Geschönte Arbeitslosenstatistik: 370.000 Personen fallen aus der Arbeitslosenstatistik

Die Zahl der Arbeitslosen im weiteren Sinne ist nach Angaben der Bundesregierung um rund 370.000 Personen höher als in der offiziellen Arbeitslosenzahl ausgewiesen. Das geht aus der Antwort des Arbeitsministeriums auf eine kleine Anfrage der Grünen-Fraktion hervor, die der Düsseldorfer „Rheinischen Post“ vorliegt. „Im Dezember 2018 wurden 2.582.000 Personen in der Arbeitslosigkeit im weiteren Sinne gezählt, davon waren 2.210.000 Arbeitslose und 372.000 Personen in Aktivierungsmaßnahmen oder von der Sonderregelung für Ältere erfasst“, heißt es in der Antwort. Die Bundesagentur für Arbeit rechnet Erwerbslose im Alter von über 58 Jahren aus der Arbeitslosenstatistik heraus.
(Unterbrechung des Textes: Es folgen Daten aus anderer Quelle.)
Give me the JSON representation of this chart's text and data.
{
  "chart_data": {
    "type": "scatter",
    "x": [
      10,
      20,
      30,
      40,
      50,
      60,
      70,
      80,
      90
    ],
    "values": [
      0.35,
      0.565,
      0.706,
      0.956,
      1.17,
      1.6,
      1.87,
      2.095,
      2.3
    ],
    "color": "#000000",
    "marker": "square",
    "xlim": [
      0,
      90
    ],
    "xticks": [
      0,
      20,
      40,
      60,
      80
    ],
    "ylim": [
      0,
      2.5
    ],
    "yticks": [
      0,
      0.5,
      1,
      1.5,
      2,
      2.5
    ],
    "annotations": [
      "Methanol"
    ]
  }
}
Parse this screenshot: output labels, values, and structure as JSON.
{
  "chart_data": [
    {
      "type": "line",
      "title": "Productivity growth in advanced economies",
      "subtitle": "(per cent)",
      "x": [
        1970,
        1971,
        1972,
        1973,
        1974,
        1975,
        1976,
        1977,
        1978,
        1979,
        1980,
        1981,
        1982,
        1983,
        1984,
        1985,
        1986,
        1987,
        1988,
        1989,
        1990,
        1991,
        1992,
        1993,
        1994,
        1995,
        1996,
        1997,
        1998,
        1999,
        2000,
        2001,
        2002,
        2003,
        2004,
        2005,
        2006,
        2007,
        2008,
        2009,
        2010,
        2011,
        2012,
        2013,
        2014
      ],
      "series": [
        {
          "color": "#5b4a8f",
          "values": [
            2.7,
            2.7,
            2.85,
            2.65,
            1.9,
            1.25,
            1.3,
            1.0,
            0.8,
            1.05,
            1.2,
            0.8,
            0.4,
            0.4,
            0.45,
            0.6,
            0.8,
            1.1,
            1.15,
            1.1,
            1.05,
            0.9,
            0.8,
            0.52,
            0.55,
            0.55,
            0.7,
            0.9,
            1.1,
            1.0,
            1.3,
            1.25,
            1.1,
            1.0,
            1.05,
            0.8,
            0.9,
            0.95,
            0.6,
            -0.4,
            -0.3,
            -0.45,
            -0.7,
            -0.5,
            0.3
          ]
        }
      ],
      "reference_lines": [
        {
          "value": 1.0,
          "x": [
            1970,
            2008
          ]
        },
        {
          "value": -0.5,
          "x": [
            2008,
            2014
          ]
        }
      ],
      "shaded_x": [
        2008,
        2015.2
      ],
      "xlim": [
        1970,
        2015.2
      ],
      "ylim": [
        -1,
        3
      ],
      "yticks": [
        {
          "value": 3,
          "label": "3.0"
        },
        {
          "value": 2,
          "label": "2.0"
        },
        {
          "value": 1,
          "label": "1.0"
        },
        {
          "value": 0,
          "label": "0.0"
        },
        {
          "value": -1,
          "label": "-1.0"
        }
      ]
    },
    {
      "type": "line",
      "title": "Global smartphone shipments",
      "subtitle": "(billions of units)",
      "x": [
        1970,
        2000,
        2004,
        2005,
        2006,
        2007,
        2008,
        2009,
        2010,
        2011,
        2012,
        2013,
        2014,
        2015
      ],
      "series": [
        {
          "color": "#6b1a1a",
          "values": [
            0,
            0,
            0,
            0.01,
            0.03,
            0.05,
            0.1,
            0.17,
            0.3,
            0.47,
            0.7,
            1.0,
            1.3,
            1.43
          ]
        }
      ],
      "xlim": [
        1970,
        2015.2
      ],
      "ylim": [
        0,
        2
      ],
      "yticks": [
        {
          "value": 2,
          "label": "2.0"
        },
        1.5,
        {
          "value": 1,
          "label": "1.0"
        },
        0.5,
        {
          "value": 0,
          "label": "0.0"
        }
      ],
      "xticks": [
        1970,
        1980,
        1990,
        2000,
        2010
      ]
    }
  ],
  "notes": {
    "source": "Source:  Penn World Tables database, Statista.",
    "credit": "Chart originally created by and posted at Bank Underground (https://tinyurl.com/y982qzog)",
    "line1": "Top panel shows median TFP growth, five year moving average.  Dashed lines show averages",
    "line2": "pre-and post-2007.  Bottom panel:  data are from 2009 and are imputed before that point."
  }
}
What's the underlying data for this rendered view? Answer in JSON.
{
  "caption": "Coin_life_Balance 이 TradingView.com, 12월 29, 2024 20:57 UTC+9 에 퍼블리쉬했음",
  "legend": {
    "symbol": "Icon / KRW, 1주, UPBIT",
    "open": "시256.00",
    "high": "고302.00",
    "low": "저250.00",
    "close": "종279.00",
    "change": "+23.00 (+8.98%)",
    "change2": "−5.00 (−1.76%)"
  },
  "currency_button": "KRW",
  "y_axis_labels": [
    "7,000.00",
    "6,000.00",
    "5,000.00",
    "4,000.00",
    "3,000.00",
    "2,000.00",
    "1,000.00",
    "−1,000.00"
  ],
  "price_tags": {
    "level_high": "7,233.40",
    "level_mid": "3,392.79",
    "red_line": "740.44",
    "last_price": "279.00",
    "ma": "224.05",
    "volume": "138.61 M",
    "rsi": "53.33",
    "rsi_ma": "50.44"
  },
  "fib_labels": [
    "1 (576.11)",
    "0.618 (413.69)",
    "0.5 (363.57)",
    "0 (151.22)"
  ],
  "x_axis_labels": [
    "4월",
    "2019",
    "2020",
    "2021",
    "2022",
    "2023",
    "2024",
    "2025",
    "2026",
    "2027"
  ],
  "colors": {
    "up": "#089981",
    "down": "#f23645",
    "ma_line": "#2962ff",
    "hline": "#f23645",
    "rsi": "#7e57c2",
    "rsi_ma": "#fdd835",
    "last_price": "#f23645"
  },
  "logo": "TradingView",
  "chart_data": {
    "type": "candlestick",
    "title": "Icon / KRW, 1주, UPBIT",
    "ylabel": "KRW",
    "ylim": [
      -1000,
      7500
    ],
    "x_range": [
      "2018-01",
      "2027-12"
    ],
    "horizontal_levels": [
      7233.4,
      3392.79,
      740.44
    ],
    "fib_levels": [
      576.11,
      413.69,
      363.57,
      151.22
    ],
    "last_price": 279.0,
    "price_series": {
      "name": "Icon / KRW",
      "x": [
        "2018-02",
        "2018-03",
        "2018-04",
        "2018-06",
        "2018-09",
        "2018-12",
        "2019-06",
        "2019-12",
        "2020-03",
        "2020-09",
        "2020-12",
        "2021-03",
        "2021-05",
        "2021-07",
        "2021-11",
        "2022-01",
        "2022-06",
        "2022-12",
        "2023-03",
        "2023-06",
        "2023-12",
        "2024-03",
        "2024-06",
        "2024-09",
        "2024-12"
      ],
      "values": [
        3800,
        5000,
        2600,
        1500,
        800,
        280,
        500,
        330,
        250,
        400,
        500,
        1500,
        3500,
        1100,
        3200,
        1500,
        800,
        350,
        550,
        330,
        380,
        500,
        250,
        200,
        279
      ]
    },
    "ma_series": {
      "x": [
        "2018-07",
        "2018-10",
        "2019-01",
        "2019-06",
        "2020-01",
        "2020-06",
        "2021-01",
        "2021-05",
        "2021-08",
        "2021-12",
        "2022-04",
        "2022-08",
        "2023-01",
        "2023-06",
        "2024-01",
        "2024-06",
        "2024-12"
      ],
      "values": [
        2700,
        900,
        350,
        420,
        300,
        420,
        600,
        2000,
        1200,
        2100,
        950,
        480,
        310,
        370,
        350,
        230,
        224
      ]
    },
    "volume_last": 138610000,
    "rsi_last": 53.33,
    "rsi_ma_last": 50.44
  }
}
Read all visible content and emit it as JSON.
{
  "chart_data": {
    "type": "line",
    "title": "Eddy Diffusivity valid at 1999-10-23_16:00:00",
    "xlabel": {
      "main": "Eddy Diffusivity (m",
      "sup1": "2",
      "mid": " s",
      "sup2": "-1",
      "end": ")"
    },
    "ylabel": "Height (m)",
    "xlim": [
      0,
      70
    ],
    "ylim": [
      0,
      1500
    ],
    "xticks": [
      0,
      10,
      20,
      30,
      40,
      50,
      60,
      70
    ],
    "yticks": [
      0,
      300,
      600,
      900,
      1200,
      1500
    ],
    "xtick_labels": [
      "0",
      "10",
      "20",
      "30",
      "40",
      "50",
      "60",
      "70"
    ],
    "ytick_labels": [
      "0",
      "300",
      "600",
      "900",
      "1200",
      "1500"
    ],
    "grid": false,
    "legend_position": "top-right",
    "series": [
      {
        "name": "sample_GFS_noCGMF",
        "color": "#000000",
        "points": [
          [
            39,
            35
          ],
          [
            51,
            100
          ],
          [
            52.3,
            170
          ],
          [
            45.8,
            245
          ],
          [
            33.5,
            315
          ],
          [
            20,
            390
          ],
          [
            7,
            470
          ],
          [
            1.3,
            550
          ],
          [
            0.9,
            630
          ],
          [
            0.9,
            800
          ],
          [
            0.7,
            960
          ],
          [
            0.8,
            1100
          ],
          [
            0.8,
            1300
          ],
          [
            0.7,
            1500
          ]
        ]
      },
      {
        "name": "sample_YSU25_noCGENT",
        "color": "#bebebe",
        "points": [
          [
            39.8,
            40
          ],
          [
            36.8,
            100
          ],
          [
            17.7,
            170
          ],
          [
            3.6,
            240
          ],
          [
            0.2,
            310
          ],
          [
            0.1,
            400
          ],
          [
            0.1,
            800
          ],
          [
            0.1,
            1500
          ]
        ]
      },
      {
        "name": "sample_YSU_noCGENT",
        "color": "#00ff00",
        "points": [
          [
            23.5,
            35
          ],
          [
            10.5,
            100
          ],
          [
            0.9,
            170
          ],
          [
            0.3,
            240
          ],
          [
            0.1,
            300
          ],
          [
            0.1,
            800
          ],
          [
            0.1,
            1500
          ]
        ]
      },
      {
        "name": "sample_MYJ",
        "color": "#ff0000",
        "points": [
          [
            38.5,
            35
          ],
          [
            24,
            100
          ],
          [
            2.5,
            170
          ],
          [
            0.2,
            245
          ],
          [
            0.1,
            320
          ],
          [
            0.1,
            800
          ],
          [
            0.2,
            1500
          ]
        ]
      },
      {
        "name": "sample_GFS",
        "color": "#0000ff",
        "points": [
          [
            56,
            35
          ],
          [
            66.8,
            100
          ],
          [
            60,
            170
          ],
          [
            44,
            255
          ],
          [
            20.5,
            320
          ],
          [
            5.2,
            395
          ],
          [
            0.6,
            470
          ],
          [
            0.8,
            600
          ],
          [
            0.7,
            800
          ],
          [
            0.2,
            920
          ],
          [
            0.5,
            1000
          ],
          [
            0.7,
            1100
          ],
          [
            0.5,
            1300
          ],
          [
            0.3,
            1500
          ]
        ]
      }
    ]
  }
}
Dies seien allein unter den Langzeitarbeitslosen, die das Arbeitslosengeld II erhalten, Ende vergangenen Jahres 170.000 Personen gewesen, heißt es in der Antwort. Ihre Zahl ist demnach seit 2013 ebenso deutlich gestiegen wie die Zahl der Arbeitslosengeld-II-Bezieher in Aktivierungsmaßnahmen. „Während die offizielle Arbeitslosigkeit sinkt, steigt die Zahl der Menschen, die aufgrund ihres Alters oder ihrer Teilnahme an sinnlosen Aktivierungsmaßnahmen aus der Statistik fallen“, kritisierte die Grünen-Politikerin Beate Müller-Gemmeke. „Sie gelten nicht mehr als arbeitslos, obwohl sie keinen Schritt näher an einem Job sind. Diese Schönrechnerei auf dem Rücken der Menschen ist absurd und muss endlich beendet werden.“¹

Mit der Einführung von Hartz IV sollten Arbeitslose auch „gefördert“ werden. Das Fördern mündet seitdem häufig in Weiterbildungsmaßnahmen. Doch diese Kurse stehen in der Kritik.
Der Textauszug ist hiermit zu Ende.